On the other side of the valley, Agu stood before the stone slab, deep in thought.

The Ceremony of the Feathered People was still primitive. It contained only foundational behavioral laws.

Another text had yet to be fully realized.

The Chronicle.

If the Ceremony defined conduct, the Chronicle would record origin.

The stone tablet engraved with ritual law had been completed. But Agu still struggled with another medium.

He had attempted to shape river clay into tablets and carve words into them. Yet the clay was brittle. It dissolved in water. The carvings flaked away under pressure.

Such material could not endure time.

The Chronicle did not need to stand in public view like the Ceremony. It could be preserved carefully.

But if it could not survive generations, it was meaningless.

"I must find a way to strengthen clay," Agu murmured to himself.

Behind him, Bluefeather approached quietly.

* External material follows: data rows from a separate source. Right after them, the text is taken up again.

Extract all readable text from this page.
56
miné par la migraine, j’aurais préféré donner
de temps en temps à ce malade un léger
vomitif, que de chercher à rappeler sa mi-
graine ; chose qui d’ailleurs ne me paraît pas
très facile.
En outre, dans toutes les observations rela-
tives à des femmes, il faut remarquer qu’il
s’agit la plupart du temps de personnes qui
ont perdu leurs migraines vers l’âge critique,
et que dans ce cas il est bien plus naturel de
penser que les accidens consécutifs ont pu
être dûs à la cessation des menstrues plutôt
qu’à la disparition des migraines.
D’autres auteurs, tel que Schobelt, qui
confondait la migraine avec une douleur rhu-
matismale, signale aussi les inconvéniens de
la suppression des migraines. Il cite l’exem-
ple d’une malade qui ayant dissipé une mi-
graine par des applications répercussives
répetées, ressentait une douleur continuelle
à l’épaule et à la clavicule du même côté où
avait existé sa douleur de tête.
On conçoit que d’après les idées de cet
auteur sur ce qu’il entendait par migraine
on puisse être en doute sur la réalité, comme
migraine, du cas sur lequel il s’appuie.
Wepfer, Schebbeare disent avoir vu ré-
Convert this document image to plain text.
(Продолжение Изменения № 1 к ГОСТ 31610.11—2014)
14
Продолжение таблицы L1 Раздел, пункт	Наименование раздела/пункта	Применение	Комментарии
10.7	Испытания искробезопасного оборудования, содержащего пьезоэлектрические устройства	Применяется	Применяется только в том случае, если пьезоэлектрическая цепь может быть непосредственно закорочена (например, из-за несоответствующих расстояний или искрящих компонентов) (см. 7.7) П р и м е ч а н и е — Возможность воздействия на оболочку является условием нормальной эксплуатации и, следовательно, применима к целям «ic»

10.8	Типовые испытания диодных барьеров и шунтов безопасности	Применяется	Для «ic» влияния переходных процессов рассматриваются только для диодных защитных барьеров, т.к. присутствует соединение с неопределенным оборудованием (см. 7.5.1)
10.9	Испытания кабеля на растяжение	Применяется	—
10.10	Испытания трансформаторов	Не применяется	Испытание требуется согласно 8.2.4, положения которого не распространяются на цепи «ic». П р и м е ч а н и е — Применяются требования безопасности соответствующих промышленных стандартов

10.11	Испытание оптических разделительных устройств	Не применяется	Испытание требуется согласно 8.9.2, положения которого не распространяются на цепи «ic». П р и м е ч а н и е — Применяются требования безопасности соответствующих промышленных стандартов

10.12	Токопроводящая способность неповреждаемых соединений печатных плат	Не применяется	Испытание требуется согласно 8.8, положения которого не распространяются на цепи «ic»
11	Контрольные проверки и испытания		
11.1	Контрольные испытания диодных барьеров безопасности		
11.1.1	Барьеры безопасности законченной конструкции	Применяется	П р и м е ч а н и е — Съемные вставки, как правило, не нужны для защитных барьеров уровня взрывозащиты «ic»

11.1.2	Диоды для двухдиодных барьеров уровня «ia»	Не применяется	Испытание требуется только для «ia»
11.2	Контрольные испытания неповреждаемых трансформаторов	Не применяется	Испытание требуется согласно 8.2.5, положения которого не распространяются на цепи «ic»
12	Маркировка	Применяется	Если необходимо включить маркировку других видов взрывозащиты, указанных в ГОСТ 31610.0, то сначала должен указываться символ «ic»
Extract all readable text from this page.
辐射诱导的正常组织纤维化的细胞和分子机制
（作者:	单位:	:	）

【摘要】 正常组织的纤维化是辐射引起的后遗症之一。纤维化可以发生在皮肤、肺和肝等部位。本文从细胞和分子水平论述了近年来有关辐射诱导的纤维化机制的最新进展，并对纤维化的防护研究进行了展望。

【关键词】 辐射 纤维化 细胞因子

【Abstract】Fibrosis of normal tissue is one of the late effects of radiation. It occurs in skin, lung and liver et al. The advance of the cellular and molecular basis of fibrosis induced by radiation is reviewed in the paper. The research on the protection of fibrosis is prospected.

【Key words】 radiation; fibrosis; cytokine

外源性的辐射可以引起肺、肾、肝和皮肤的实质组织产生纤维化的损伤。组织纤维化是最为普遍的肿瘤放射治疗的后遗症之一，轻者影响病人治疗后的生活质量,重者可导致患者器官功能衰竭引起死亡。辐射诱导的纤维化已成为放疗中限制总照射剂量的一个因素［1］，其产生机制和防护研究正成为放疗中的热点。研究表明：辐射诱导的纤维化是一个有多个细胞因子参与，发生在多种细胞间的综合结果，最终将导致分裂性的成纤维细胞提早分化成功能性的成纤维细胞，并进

"Are you not concerned about Spiritfeather and the others?" she asked. She also told him that Windstep had tried to persuade her.

Agu did not grow angry.

"No. This is inevitable," he said calmly.

Everyone was free.

If the world was to expand, divergence would occur.

"What matters," Agu continued, "is that the Law and the Chronicle remain true. As long as they guide correctly, leadership itself is secondary."

In Agu's heart, this mortal world was only part of a longer path. One day, he would return to God.

If, at that time, Spiritfeather became leader, then so be it.

Yet even as he spoke, a faint unease flickered within him.

Spiritfeather's intelligence was sharp. Almost too sharp.

Still, sharpness could elevate the tribe.

Suppressing further doubt, Agu turned his focus to construction.

First, they needed proper dwellings.

The earlier shelter had been crude, erected quickly at night. During recent days, many improvements had been proposed.

The surrounding forest soon paid the price.

This time, instead of using whole logs, they cut and shaved wood into boards with stone blades.

Previously, logs had been used to prevent young ones from breaking through. Now they built for comfort and permanence.

Gradually, a true gathering place began to take form.